Existem diversos programas para a construção do diagrama de Voronoi e da triangulação de Delaunay disponíveis na Internet. O URL http://www.geog.umn.edu/software/cglist contém links para diversas páginas que oferecem freeware na área de geometria computacional. Uma ótima implementação dos algoritmos de construção do diagrama de Voronoi e da triangulação de Delaunay pode ser encontrada em http://netlib.bell-labs.com/netlib/voronoi/ index/html, incluindo o código fonte.
A triangulação de Delaunay é usada sempre que se tem a necessidade de repartir o plano com base em um conjunto de pontos. São freqüentes as situações em que os pontos representam locais onde se consegue amostrar alguma variável física, como altitude, temperatura ou índice de chuvas, sendo necessário produzir um mapeamento contínuo da variável para toda uma região de interesse. Nestas situações, a triangulação de Delaunay é imbatível, pois foi demonstrado que maximiza o menor ângulo interno de cada triângulo, o que confere à malha triangular uma aparência mais regular. Além disso, a possibilidade de sua transformação no diagrama de Voronoi abre toda uma série de perspectivas de aplicação.
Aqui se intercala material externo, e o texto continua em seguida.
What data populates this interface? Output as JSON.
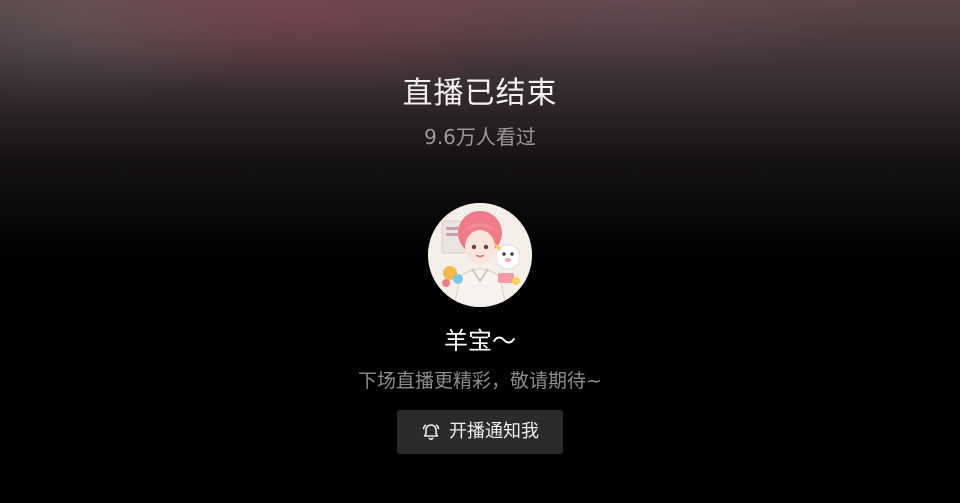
{
  "stream_end": {
    "title": "直播已结束",
    "viewers": "9.6万人看过"
  },
  "streamer": {
    "avatar_icon": "streamer-avatar",
    "name": "羊宝～",
    "tagline": "下场直播更精彩，敬请期待~"
  },
  "notify_button": {
    "icon": "bell-icon",
    "label": "开播通知我"
  },
  "colors": {
    "background": "#000000",
    "button_bg": "#2b2b2b",
    "muted_text": "#8c8c8c"
  }
}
Uma das principais aplicações da triangulação de Delaunay é a criação de modelos digitais do terreno (MDT). Parte-se em geral de um conjunto de amostras (pontos cotados) distribuídos de maneira irregular pelo terreno. As fontes de informação são a restituição de fotos aéreas por processo estereoscópico ou levantamentos topográficos de campo. A partir destas amostras deseja-se construir uma superfície que represente o relevo do local. Para isso, é criada uma triangulação contida no fecho convexo dos pontos amostrais, e a superfície é então aproximada pelos triângulos tridimensionais formados. Como os três vértices de um triângulo definem um plano, esta estratégia equivale a imaginar que o relevo varia linearmente entre dois pontos cotados conhecidos, o que é suficiente para a maioria das aplicações. Se o grau de aproximação obtido não for satisfatório, pode-se densificar a malha de triângulos, introduzindo novos pontos.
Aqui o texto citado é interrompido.